Most large language models work by breaking text into small units called tokens. Those tokens let a model process language, but they also create a storage and computing burden as the amount of context grows.

That burden becomes more visible in long interactions. When a user keeps a conversation going for a long time, the system has to manage more prior information. If it cannot do that well, it may lose track of earlier instructions or mix information together.

The issue is not only about convenience. Improving the way AI models remember information could reduce the computing power needed to run them. The source article links that efficiency question to AI’s large and growing carbon footprint.

DeepSeek’s approach is notable because it does not start from the usual assumption that text tokens should be the default form of stored context. Instead, it asks whether written information can be packed more densely by treating it visually.

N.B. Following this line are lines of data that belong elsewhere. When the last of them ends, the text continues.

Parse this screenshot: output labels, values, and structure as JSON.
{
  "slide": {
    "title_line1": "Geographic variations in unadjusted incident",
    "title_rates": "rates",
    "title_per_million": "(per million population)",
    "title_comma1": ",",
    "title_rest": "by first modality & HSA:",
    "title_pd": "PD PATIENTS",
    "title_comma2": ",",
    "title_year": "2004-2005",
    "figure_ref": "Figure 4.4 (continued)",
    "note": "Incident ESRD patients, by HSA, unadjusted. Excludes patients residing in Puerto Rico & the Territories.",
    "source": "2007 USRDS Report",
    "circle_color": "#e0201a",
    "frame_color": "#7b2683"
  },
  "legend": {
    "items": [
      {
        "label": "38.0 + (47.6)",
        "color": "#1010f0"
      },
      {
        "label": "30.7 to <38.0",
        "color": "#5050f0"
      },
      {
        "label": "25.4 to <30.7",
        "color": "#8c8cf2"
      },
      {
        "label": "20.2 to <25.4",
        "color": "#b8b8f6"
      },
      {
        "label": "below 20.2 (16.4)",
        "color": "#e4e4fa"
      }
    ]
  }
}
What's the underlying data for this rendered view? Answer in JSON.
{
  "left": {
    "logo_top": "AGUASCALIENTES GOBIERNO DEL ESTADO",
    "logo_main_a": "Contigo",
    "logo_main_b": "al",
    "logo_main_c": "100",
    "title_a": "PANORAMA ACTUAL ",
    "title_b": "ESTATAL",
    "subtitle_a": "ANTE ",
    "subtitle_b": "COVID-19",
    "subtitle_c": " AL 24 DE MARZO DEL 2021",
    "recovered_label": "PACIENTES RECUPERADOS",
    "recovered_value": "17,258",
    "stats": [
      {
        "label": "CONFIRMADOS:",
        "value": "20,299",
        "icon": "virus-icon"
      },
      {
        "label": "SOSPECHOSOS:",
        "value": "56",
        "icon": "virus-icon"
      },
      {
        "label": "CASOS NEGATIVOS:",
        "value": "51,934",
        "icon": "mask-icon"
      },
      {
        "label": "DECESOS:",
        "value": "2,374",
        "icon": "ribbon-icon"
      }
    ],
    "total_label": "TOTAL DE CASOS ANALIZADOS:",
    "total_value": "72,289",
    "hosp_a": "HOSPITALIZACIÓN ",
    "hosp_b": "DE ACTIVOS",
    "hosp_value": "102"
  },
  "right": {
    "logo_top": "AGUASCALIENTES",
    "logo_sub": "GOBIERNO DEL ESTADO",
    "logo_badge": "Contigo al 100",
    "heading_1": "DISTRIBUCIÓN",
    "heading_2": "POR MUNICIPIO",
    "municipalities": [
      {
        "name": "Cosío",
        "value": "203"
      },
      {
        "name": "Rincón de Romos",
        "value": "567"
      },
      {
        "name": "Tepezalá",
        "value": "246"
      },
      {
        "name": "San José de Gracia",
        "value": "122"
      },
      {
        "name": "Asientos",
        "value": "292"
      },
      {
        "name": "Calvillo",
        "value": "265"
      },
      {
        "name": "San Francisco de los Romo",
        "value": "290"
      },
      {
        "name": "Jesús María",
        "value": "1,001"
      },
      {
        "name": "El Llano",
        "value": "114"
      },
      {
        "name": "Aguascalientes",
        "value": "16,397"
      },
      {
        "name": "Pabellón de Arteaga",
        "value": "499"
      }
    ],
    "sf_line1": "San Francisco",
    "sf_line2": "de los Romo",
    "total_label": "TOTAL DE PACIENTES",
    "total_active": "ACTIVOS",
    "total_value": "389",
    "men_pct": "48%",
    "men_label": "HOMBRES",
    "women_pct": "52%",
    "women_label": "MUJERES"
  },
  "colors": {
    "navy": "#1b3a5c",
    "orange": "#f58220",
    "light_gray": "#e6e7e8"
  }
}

What DeepSeek’s OCR model does differently

OCR is not new. It is the technology behind scanner apps, text translation in photos, and accessibility tools that turn text in images into machine-readable words. The field is already mature, with many strong systems.

DeepSeek’s model, according to the paper and early reviews cited in the source article, performs on par with top models on key benchmarks. But the more interesting part is how it processes information.

Rather than storing words only as text tokens, the system packs written content into image form. The source article compares this to taking a picture of pages from a book. The researchers found that this lets the model retain nearly the same information while using far fewer tokens.

In that sense, the OCR model acts as a test bed. It is not just about reading text from images. It is a way to explore whether visual tokens can help AI systems carry more information more efficiently.

A blurrier memory that still stays useful

The model also uses a kind of tiered compression. Older or less critical content can be stored in a slightly more blurry form, saving space while keeping the information available in the background.

That design has an intuitive appeal because human memory does not preserve every detail with equal clarity. Some memories remain vivid, while less important information fades. DeepSeek’s paper argues that compressed content can still be accessible while maintaining high system efficiency.

The comparison has limits. Manling Li, an assistant professor of computer science at Northwestern University, says current AI systems still tend to forget and remember in a very linear way. They are better at recalling what is recent than at deciding what is important.

Li says future work should explore memory that fades more dynamically. In her example, people may remember a life-changing moment from years ago while forgetting what they ate for lunch last week. DeepSeek’s method does not fully solve that problem, but it gives researchers a new framework for thinking about it.

Why researchers are paying attention

Using visual tokens for context storage is unconventional. Text tokens have long been the standard building block for AI systems, so DeepSeek’s image-based approach has quickly attracted interest.

Andrej Karpathy, the former Tesla AI chief and a founding member of OpenAI, praised the paper on X. He wrote that images may ultimately be better than text as inputs for LLMs, and called text tokens “wasteful and just terrible at the input.”

Li says the basic idea of image-based tokens for context storage is not entirely new. But she also says this is the first study she has seen that takes the idea this far and shows it might actually work.

Zihan Wang, a PhD candidate at Northwestern University, sees possible value for AI agents. Since conversations with AI are continuous, he believes this kind of memory approach could help models remember more and assist users more effectively.

The approach could also matter for training data. Model developers are facing a severe shortage of quality text for training systems. DeepSeek’s paper says the company’s OCR system can generate over 200,000 pages of training data a day on a single GPU.

What comes next for visual tokens

For now, the model and paper remain an early exploration of using image tokens rather than text tokens for AI memorization. The research does not mean text tokens are disappearing, and it does not show that visual tokens can handle every part of AI memory or reasoning.

Li says she hopes to see visual tokens applied not only to memory storage but also to reasoning. That would move the idea from a more efficient way to store context toward a broader method for how AI systems process and use information.

DeepSeek’s broader reputation gives the work extra attention. Based in Hangzhou, China, the company has tried to keep a low profile while still pushing the frontier in AI research. At the start of this year, it shocked the industry with DeepSeek-R1, an open-source reasoning model that rivaled leading Western systems in performance while using far fewer computing resources.

The new OCR work fits that pattern: a technical shift aimed at efficiency rather than scale alone. If visual compression proves useful beyond this early test, it could become one path toward AI systems that remember more, cost less to run, and handle long-running interactions with fewer failures.